This is job one! We've been emphasizing how the brain learns by growing dendrites and strengthening neural connections. It is not teaching that is so important, but instead how every individual interacts with content to grow and strengthen their brain power. We have done work in our PD days to look at how we grade and give feedback. A fixed mindset is that kids have “it” or not and that intelligence is relatively fixed by the time kids are in school. The role of grading is thus to sort and rank students. However, we have been challenged to move more to a growth mindset.
In the growth mindset, brains are plastic and can always grow and improve. The role of grades is to give actionable feedback to students, to give them information on how they learn as compared to a standard and what they have to do to improve their individual performance and learning. We have been challenged to increase our formative assessment (ongoing feedback for learning) and to make sure our summative assessments actually measure what kids know and can do instead of other behaviors. Practically this means we have been asking teachers to look at developing rubrics, to examine the types and grading of homework and other practice work, to look at policies around late work and “re-dos” and to look at how we can make a grade an accurate measure and communication of learning. Our teachers have been having great discussions on how a focus on learning is changing their teaching.

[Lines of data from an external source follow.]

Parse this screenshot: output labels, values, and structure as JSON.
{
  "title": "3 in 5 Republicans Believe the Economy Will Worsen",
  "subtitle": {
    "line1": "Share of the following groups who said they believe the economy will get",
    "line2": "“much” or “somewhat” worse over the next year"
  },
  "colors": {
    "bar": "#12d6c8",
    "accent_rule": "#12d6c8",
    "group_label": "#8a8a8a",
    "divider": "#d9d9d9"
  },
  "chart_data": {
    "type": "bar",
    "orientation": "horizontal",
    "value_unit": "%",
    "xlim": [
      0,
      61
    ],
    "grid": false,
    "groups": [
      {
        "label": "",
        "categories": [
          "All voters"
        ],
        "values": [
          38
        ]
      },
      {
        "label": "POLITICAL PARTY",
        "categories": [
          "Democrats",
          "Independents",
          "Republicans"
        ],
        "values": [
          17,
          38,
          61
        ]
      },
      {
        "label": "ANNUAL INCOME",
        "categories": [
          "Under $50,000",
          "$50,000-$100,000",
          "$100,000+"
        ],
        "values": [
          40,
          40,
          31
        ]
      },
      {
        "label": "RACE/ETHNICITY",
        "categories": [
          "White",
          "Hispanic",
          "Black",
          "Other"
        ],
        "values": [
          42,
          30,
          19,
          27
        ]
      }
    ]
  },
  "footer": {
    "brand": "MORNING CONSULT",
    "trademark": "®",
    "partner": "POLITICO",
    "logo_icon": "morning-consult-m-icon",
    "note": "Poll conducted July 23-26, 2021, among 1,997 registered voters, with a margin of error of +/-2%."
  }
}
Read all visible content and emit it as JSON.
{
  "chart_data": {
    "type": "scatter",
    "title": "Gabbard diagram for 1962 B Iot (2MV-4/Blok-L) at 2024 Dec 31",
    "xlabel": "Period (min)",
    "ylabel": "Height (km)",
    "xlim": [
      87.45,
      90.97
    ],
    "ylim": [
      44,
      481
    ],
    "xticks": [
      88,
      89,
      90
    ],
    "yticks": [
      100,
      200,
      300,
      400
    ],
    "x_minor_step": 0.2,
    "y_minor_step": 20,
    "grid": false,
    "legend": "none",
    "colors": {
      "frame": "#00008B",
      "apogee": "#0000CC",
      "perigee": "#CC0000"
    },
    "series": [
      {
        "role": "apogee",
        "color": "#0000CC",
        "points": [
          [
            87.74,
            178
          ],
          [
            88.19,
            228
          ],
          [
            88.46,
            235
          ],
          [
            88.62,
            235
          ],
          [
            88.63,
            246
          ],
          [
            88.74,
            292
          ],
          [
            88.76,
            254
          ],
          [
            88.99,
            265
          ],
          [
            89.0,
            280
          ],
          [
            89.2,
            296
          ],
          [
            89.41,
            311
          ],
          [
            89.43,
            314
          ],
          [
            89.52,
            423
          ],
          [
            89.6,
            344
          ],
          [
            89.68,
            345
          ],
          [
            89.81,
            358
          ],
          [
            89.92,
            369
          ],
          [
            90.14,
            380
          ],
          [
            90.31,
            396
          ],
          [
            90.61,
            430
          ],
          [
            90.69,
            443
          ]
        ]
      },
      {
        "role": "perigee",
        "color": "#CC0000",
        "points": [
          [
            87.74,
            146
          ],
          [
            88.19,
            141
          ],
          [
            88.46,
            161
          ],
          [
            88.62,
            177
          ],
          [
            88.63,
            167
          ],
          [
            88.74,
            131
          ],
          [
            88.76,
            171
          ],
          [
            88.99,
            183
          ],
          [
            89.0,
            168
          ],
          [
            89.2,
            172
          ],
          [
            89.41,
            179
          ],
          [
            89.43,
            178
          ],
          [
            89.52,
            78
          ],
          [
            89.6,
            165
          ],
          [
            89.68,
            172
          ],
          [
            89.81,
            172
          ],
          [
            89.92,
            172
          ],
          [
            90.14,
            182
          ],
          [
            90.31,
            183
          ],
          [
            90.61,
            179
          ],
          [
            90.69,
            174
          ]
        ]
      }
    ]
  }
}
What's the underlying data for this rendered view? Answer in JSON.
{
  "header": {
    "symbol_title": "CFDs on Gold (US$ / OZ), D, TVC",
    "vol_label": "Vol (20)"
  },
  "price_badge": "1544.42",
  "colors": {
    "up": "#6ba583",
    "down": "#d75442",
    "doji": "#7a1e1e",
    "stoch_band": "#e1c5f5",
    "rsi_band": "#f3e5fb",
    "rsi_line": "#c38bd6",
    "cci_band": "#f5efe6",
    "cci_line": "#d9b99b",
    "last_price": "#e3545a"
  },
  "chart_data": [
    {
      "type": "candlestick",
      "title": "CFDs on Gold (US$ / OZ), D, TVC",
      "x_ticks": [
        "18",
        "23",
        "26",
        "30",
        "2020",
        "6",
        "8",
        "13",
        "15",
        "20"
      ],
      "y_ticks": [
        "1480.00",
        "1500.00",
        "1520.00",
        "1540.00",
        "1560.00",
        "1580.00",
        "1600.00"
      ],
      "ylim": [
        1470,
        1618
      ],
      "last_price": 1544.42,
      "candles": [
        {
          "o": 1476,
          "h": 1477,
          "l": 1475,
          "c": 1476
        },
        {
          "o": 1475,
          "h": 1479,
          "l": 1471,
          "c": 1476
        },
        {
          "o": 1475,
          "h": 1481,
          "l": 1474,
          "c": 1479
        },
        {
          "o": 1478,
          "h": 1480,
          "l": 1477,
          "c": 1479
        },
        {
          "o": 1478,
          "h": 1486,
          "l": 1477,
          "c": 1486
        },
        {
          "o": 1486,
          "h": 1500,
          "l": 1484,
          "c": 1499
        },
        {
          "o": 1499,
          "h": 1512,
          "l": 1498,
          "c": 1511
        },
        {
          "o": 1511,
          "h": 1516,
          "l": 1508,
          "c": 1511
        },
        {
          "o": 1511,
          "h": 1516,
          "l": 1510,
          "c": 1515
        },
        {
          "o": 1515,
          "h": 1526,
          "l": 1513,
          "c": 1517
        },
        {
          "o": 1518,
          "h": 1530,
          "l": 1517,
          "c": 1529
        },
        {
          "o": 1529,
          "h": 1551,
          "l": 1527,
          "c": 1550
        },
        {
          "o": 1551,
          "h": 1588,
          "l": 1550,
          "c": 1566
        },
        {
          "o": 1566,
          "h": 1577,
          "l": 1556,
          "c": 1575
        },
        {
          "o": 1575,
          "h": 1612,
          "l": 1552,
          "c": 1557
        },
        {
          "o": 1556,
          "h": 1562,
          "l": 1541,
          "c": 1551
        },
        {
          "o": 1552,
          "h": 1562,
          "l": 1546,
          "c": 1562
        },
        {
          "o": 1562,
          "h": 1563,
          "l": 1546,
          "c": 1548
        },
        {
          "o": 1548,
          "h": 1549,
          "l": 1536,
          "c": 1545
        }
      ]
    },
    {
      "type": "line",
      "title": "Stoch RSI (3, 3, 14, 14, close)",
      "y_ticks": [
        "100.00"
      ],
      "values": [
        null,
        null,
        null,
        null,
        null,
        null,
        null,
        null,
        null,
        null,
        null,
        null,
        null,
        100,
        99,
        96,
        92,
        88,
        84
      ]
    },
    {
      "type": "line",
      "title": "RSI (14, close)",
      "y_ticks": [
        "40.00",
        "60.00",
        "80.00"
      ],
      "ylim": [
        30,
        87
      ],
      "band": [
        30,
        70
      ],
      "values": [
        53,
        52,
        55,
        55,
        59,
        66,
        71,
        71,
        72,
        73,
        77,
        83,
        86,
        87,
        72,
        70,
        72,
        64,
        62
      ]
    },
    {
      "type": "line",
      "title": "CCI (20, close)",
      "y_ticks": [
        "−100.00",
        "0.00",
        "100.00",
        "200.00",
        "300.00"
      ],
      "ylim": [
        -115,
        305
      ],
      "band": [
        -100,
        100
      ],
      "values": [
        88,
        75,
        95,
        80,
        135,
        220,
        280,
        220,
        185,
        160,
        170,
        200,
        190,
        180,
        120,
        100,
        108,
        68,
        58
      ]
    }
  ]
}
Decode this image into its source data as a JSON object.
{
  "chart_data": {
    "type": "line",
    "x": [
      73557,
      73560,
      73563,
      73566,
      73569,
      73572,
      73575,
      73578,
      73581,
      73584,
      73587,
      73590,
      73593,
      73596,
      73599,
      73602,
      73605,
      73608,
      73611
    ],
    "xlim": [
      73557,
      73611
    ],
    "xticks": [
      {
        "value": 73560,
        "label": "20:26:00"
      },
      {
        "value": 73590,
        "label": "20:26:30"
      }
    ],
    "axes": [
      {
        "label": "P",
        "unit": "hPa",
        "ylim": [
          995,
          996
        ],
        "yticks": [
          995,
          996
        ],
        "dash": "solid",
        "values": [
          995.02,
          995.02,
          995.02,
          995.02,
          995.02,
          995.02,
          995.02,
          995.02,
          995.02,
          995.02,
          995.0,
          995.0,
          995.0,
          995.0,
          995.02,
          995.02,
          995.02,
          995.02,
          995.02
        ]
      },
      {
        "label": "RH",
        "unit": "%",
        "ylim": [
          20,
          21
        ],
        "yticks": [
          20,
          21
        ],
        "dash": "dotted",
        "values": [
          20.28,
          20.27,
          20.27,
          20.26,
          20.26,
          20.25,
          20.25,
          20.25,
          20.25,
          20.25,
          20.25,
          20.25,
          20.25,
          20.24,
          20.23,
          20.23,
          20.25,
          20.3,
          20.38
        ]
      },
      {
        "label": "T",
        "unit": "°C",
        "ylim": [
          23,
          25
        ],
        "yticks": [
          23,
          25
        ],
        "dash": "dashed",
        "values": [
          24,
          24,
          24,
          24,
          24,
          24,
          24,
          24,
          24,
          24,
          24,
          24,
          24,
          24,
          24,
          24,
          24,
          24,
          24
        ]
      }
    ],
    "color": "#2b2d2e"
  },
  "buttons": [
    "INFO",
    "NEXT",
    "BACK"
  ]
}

Care for Each Person Every Day
Schools are not just about becoming smart, but also about becoming good. People cannot learn if they are hungry, anxious, or worried about other things. We need to make school a safe haven both physically and emotionally for our staff and students so that they can focus on teaching and learning. Practically, this means we continue our focus on school safety and on preventing bullying and harassment by having students become invested in their communities as a place they want to be and a place they want to make better. We invest a lot in co-curricular activities and in student groups to try to make sure every student feels a sense of belonging. We look for students who may need extra help and encouragement to succeed. Learning is ultimately about human relationships and an old saying from my teaching days still rings true: Students don’t care how much you know, until they know how much you care. Caring is an essential ingredient to our practice.
Teach to Touch the Future
This is borrowed from Christa McAuliffe, who does have some Bow roots. We need to educate students for their future, not our past. We need to give them tools that will evolve for jobs and careers that do not even exist yet. We need to be future minded and not rely on what worked for us or TTWWADI (that’s the way we’ve always done it). Practically, we are looking at how going to Chromebooks in more of a 1:1 environment may lead us to a flipped classroom. The traditional classroom has content delivered from experts in class and students at home doing practice, but the flipped classroom has students getting content from technology rich sources at home and coming in to do practice and processing under the teacher’s supervision. We are looking at the role of individual work and effort and how perhaps we need to help students work in teams to create original products. The work place of the future might involve more collaboration on Google Documents and less of an individual producing paper. How can we help our students prepare for that future? How do our libraries move toward becoming learning commons and how do we restructure study halls to make them more supportive if differentiated learning?